Load the data

Read both California energy datasets. Make sure the datetime variable is in an appropriate data type (i.e. not character).

Merge and reshape the data

Merge the two datasets and then melt the resulting dataframe/datatable to make it tidy.

Creating new variables

Create a series of new variables:

  1. day, which is the year-month-day, without the hour. The lubridate function as_date will do this.
  2. log_output, which is the natural log of the output.
  3. Challenge: per_output, which is the percent of daily output represented by each observation. You will need to use group_by and to create a new variable with the total output for the day. (Make sure to use ungroup() after this!)

Bonus: If you are using dplyr, try to do this all in one pipe!

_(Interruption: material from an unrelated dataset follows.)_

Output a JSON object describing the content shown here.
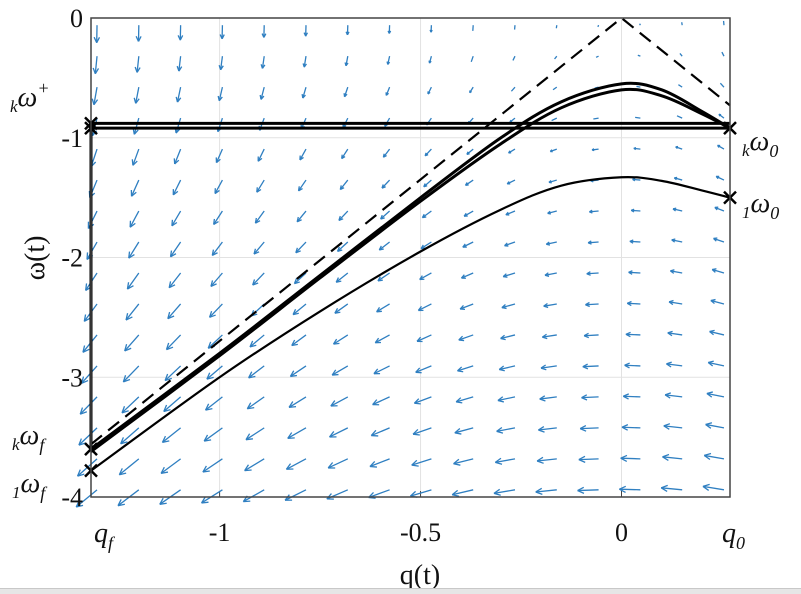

Summarizing and analyzing data

  1. Which source has the greatest mean output by hour? (Hint: Use the dplyr verb arrange(desc(variable)) to order the data frame so that the largest value of variable is first. Don’t use desc and it arranges in ascending order. The data.table function is setorder.) Which has the least?
  2. Which source has the greatest mean output by day? Which has the least? (Do not include zero values.)
  3. Which sources has the greatest variance in usage over the course of a dataset? Which has the least? (Do not include zero values.)

Analyzing renewable versus non-renewable energy sources

The dataset regroup.csv has information about which sources are considered renewable by the state of California. Use this dataset, along with yourdata manipulation skills, to explore the use of renewable and non-renewable sources. Annotate what your descisions for the analysis.

Hint: Use your merge skills to merge the CA energy data with the regroup data. Which variable should you join by?